Da lì in poi, signori, storia mischiata ad epica, se per storia intendete intensità e per epica dedizione: credo fermamente che pochi giocatori instillassero altrettanto dolore negli animi dei coordinatori offensivi avversari, in quanto la conoscenza pressoché mimetica dell’attacco avversario lo rendeva a tutti gli effetti un loro collega, non un semplice giocatore.
Primo anno, le aspettative verso un ragazzo scelto nella top ten tendono spesso ad essere ingiustamente alte, ma nel suo caso la narrativa è completamente differente, poiché con il senno di poi possiamo affermare che tali aspettative fossero offensivamente basse: una volta finita la stagione, il suo nome lo si trovava al vertice della classifica per combined tackles.
Un rookie che guida la NFL per tackles totali? A tal proposito non deve sorprendere il riconoscimento di Defensive Rookie of the Year, anzi, devono disgustare e perplimere la mancata convocazione al Pro Bowl ed un posto in uno dei due Team All-Pro.

Fortunatamente, però, tali errori non sono più stati replicati ed infatti, dal 2013 a questa notte, Kuechly ha sempre trovato sia un posto fra gli All-Pro che al Pro Bowl: meno male.
Sempre nel 2013, Captain America ha messo insieme una delle prestazioni più impressionanti che io abbia mai visto: in una domenica estremamente bagnata, su un campo pesante nel quale tagliare o cambiare direzione fa spesso rima con una figura alquanto meschina, Kuechly ha annientato i Saints mettendo a segno 26 tackles, VENTISEI TACKLES, VENTI-SEI TACKLES, comodamente record all-time in una singola partita nella quale, per non farsi mancare niente, si è tolto pure lo sfizio di mettere le mani intorno all’ovale invece che ad un essere umano per assicurarsi un intercetto.
Provate per un secondo ad immaginare e contestualizzare cosa significhi mettere a segno ventisei tackles in una singola partita: nonostante i Saints abbiano guadagnato quasi il doppio delle yards ed il doppio tondo tondo di primi down, Carolina è riuscita comunque a portarsi a casa l’intera posta in palio. Non sono un analista esperto, ma ho come il presentimento che dietro tutto ciò si possa ancor oggi intravedere lo zampino del numero 59.

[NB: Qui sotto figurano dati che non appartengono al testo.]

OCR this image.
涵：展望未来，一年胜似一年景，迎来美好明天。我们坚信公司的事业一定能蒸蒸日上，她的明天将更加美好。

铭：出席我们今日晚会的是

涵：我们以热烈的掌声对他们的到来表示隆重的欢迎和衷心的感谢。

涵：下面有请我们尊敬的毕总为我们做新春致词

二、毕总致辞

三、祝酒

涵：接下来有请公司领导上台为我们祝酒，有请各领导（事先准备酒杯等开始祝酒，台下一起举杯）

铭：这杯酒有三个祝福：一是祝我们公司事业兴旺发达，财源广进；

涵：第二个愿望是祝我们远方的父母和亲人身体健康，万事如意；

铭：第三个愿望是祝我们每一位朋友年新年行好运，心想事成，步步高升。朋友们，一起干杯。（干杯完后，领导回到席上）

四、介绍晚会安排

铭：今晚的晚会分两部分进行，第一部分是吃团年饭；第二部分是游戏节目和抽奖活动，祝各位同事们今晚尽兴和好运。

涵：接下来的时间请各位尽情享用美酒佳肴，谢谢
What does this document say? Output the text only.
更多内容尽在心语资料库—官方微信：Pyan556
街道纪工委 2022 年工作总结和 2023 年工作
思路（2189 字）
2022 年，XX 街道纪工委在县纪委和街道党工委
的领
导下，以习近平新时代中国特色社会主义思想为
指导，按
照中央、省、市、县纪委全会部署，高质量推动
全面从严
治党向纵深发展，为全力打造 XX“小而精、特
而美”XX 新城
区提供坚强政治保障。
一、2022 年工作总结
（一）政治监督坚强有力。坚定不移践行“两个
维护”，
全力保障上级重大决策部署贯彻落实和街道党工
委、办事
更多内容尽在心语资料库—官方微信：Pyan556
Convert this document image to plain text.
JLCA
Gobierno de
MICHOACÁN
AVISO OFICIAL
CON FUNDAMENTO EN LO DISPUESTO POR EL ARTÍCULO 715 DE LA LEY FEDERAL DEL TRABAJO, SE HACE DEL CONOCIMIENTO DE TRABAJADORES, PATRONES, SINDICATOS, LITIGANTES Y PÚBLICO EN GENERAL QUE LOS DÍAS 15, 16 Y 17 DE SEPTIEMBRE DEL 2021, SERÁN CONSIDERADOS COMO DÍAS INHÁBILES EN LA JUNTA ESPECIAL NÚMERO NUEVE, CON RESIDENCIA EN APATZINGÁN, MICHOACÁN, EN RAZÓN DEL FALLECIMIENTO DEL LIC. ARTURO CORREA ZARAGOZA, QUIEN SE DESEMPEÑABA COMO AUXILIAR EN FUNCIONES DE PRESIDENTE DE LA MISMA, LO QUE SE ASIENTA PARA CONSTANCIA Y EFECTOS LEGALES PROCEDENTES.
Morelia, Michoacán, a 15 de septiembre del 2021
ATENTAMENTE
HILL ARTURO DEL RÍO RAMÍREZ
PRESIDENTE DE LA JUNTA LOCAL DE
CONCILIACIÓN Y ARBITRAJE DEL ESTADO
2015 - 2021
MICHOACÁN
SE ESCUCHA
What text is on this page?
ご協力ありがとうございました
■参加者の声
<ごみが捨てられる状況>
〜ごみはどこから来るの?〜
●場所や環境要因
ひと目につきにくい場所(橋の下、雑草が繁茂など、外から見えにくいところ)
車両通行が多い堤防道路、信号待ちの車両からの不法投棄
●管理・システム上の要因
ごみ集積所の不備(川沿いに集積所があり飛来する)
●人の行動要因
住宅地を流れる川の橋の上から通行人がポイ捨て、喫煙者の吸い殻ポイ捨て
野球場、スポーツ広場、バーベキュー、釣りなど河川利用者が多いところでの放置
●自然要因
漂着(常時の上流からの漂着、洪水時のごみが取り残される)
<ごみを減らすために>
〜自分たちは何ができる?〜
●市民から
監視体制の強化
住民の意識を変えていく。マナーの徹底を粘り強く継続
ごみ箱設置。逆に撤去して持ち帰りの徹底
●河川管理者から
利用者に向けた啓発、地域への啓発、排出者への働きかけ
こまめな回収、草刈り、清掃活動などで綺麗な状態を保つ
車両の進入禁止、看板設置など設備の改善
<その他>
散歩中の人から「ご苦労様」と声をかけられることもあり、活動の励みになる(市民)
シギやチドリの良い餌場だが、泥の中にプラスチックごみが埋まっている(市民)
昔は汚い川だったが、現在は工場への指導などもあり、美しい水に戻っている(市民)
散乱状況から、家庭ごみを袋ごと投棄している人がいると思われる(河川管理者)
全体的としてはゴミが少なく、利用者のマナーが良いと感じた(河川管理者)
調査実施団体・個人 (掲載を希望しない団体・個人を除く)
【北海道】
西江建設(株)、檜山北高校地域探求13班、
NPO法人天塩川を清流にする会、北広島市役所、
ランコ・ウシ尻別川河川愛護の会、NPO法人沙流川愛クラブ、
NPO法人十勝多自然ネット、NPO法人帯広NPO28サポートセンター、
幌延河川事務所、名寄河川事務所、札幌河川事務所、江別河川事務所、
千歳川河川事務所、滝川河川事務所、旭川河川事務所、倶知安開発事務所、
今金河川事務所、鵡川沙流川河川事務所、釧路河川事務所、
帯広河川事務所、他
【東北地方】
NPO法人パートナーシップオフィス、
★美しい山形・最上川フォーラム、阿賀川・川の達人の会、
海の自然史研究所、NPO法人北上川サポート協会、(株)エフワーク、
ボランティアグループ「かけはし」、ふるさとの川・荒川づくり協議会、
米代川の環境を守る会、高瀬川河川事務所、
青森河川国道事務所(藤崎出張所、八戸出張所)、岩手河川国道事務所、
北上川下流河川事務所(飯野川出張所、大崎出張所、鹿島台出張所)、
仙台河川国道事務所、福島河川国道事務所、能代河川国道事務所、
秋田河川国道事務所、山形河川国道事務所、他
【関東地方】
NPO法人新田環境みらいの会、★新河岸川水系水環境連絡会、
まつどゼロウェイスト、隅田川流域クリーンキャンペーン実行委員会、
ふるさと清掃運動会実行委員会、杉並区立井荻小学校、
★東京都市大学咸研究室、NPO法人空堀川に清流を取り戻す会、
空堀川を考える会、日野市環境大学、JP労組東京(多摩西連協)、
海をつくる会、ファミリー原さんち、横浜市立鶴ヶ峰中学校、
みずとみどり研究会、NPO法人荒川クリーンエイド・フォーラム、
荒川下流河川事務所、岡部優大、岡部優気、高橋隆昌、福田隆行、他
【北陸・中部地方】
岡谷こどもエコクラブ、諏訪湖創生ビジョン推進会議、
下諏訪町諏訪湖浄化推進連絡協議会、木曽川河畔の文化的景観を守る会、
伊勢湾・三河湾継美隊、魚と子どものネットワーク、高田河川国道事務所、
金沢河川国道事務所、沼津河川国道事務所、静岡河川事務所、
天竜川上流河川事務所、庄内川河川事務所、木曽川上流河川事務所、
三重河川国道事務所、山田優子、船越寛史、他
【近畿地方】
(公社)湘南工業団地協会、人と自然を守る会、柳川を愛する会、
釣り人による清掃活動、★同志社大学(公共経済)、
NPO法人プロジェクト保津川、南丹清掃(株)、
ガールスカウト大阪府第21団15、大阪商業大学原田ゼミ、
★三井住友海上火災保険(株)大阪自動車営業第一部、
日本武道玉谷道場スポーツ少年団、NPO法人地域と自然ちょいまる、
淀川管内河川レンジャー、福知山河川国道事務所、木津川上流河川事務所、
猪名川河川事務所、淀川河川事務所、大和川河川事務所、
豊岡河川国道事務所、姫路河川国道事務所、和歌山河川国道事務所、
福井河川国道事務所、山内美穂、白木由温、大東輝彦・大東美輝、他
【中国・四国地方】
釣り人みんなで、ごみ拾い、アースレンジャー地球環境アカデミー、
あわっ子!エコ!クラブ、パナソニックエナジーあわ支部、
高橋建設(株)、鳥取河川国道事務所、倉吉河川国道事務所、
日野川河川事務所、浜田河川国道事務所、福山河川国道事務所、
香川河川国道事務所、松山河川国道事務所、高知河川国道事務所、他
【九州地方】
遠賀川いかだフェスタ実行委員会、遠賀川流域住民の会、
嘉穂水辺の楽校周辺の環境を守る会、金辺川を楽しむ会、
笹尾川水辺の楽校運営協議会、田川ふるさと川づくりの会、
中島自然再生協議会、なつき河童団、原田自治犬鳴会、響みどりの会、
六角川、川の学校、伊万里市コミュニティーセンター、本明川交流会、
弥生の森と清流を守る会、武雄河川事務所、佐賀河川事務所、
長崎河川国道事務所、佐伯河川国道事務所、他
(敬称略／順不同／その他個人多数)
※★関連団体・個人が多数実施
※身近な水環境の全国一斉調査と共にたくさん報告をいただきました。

Passano gli anni, i riconoscimenti individuali continuano ad accumularsi ed eccoci giungere al magico e maledetto 2015: nonostante le tre partite saltate per un’odiosa commozione cerebrale, Kuechly continua ad esprimersi ai suoi livelli e, finalmente, quelli intorno a lui sembrano beneficiare della sua leadership e Carolina da eterna incompiuta si trasforma nella miglior squadra della lega, chiudendo l’anno su un perentorio 15-1.
Arrivano i playoff, non una novità per Luke, ma abbiamo tutti ben presente quanto giocare con i favori del pronostico possa risultare fatale: questo ragazzo, però, non è propriamente umano ed in quanto tale sembra essere immune alla pressione.
Due partite di distanza dal Super Bowl? Ma sì, terminiamole con 19 tackles totali e due pick six come un Marcus Peters qualunque, ignorando il fatto che ci sono inside linebacker che di pick six riescono sì e no a metterne a segno una nell’intera carriera.
Peccato per come sia terminato il Super Bowl, ma ciò che possiamo affermare con assoluta tranquillità è che dietro tale sconfitta non gli sia imputabile la benché minima colpa.
Cam era il cuore dei Carolina Panthers, in quanto il suo contagioso entusiasmo determinava il battito e ritmo della squadra, Kuechly era il cervello: potremmo parlare giorni della sua inimitabile etica del lavoro e non toccheremmo nemmeno per sbaglio il provante lavoro in palestra, in quanto ciò che separa Luke Kuechly da qualsiasi altro giocatore è il folle studio di film degli avversari.
Come mostratoci in All or Nothing, la vera passione del numero 59 sembrava essere trascorrere ore extra nella stanza dei linebacker a mandare ossessivamente avanti ed indietro la stessa giocata all’infinità tramite un controller della mia amata – ed odiata – XBox: non importava l’ora, le probabilità di incrociare Luke Kuechly in quell’asfissiante stanzetta erano sempre e comunque alte.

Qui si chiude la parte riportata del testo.